Dr. Nora Dimmock is Assistant Dean for Information Technology, Research and Digital Scholarship at the University of Rochester.

Michael H. Read is Managing Editor of Reviews in American History and a History PhD Student at the University of Rochester.

Lauren Davis is co-Project Manager of the Seward Family Archive and a History PhD Student at the University of Rochester.
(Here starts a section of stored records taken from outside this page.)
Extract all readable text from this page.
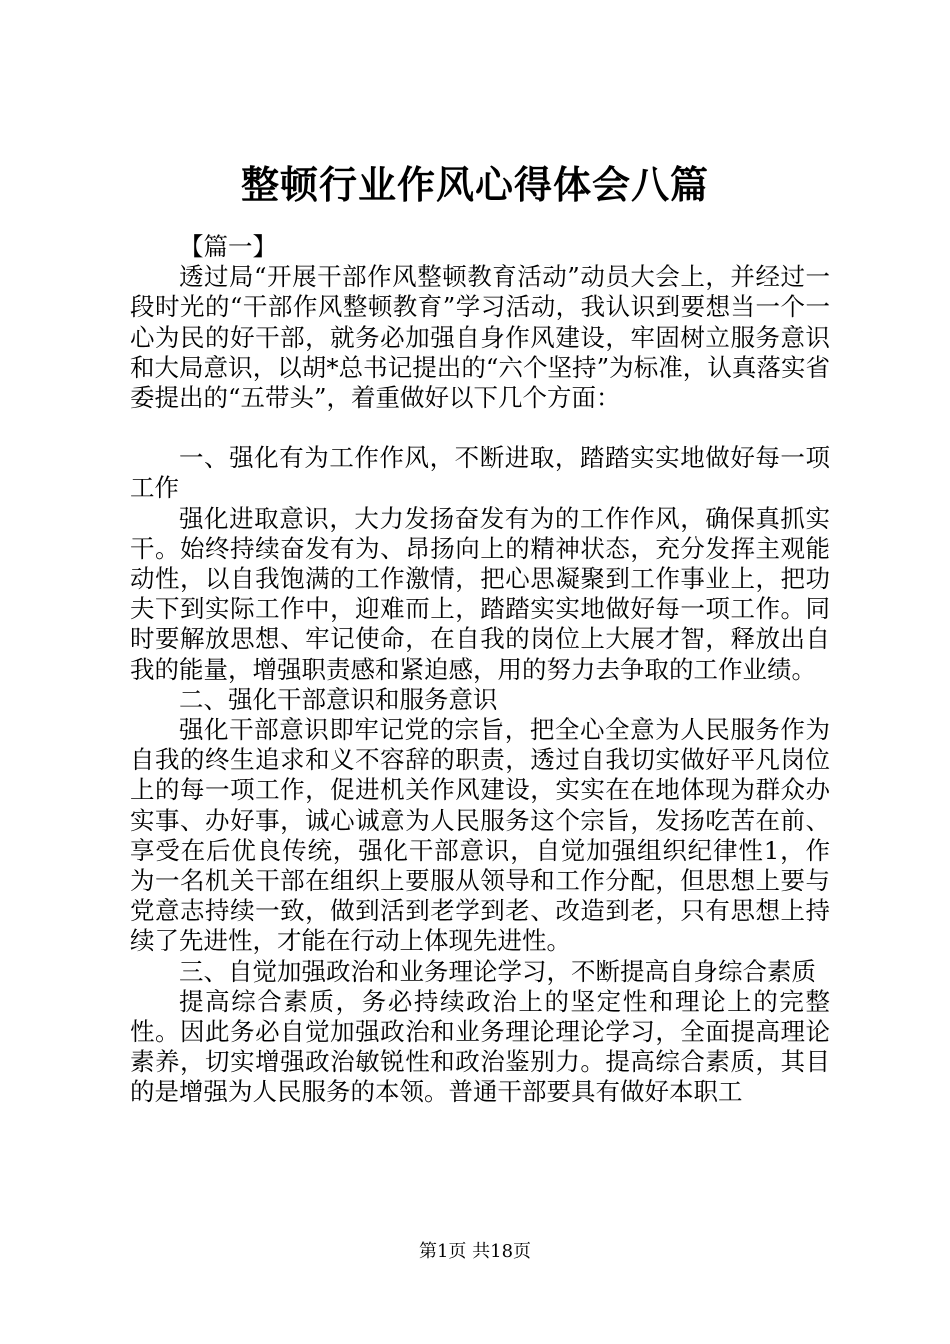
整顿行业作风心得体会八篇

【篇一】

透过局“开展干部作风整顿教育活动”动员大会上，并经过一段时光的“干部作风整顿教育”学习活动，我认识到要想当一个一心为民的好干部，就务必加强自身作风建设，牢固树立服务意识和大局意识，以胡*总书记提出的“六个坚持”为标准，认真落实省委提出的“五带头”，着重做好以下几个方面：

一、强化有为工作作风，不断进取，踏踏实实地做好每一项工作

强化进取意识，大力发扬奋发有为的工作作风，确保真抓实干。始终持续奋发有为、昂扬向上的精神状态，充分发挥主观能动性，以自我饱满的工作激情，把心思凝聚到工作事业上，把功夫下到实际工作中，迎难而上，踏踏实实地做好每一项工作。同时要解放思想、牢记使命，在自我的岗位上大展才智，释放出自我的能量，增强职责感和紧迫感，用的努力去争取的工作业绩。

二、强化干部意识和服务意识

强化干部意识即牢记党的宗旨，把全心全意为人民服务作为自我的终生追求和义不容辞的职责，透过自我切实做好平凡岗位上的每一项工作，促进机关作风建设，实实在在地体现为群众办实事、办好事，诚心诚意为人民服务这个宗旨，发扬吃苦在前、享受在后优良传统，强化干部意识，自觉加强组织纪律性1，作为一名机关干部在组织上要服从领导和工作分配，但思想上要与党意志持续一致，做到活到老学到老、改造到老，只有思想上持续了先进性，才能在行动上体现先进性。

三、自觉加强政治和业务理论学习，不断提高自身综合素质

提高综合素质，务必持续政治上的坚定性和理论上的完整性。因此务必自觉加强政治和业务理论理论学习，全面提高理论素养，切实增强政治敏锐性和政治鉴别力。提高综合素质，其目的是增强为人民服务的本领。普通干部要具有做好本职工

第1页 共18页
Eric C. Loy is the Project Coordinator for the William Blake Archive and an English PhD Student at the University of Rochester, where he was an Andrew W. Mellon Fellow in the Digital Humanities, 2014-16.

Graduation Speaker

Morris Eaves is the Richard L. Turner Professor of Humanities at the University of Rochester. Eaves’s research has been principally concerned with literature and the visual arts and with the cultural contexts of British Romanticism, especially the interlocking histories of technology and commerce. His current project, Posterity, is a speculative study of editorial theory and practice in terms of the audience’s historical power to preserve, alter, and abandon its objects of interest. From this angle he is exploring the social role of editing and its product, the edition, in connection with such issues as censorship, plagiarism, and intellectual property. Eaves wants to understand “editing” in its broad, fundamental connections with communication, information control, and cultural memory across a range of arts and media. His interests in multimedia editing, media history, and British Romanticism are combined in his work as co-editor of the William Blake Archive, the online digital edition of Blake’s literary and artistic work, sponsored by the University of North Carolina, Chapel Hill, the University of Rochester, and the Library of Congress; and as director of the Mellon Graduate Program in the Digital Humanities at the University of Rochester. He has authored William Blake’s Theory of Art (Princeton, 1982) and The Counter-Arts Conspiracy: Art and Industry in the Age of Blake (Cornell, 1992) and edited The Cambridge Companion to William Blake (Cambridge, 2003), The Early Illuminated Books of William Blake, with Robert N. Essick and Joseph Viscomi (Blake Trust/Tate/Princeton, 1993), and Blake/An Illustrated Quarterly, with Morton D. Paley.

ADE Education Director

Nikolaus Wasmoen is the Postdoctoral Fellow in English and the Digital Humanities at the University at Buffalo, where he serves as the Technical Director of the Marianne Moore Digital Archive while developing digital scholarship programs and teaching in the digital humanities, media studies, and modernist literature. Wasmoen holds a B.A. in English from Yale University and a Ph.D. from the University of Rochester. His research explores transatlantic modernism, especially early twentieth-century British and American poetry, with an emphasis on the digital humanities, textual studies, and scholarly editing. Wasmoen has worked on a range of scholarly editing and digital humanities projects. He is the Digital Editor of Man into Woman: A Digital Archive of the Life Narrative of Lili Elbe. Since 2010, he has worked for the William Blake Archive, focusing primarily on an ongoing electronic edition of Blake’s letters. He is the Project Manager for Modernist Networks (ModNets.org), a node for peer review and aggregation of modernist digital scholarship within the Advanced Research Consortium. A 2012 graduate of the Editing Institute, Wasmoen is the Education Director for the ADE for a three-year term starting in 2017.  

The Institute for the Editing of Historical Documents is administered by the Association for Documentary Editing under a grant from the National Historical Publications and Records Commission (NHPRC), an affiliate of the National Archives and Records Administration (NARA).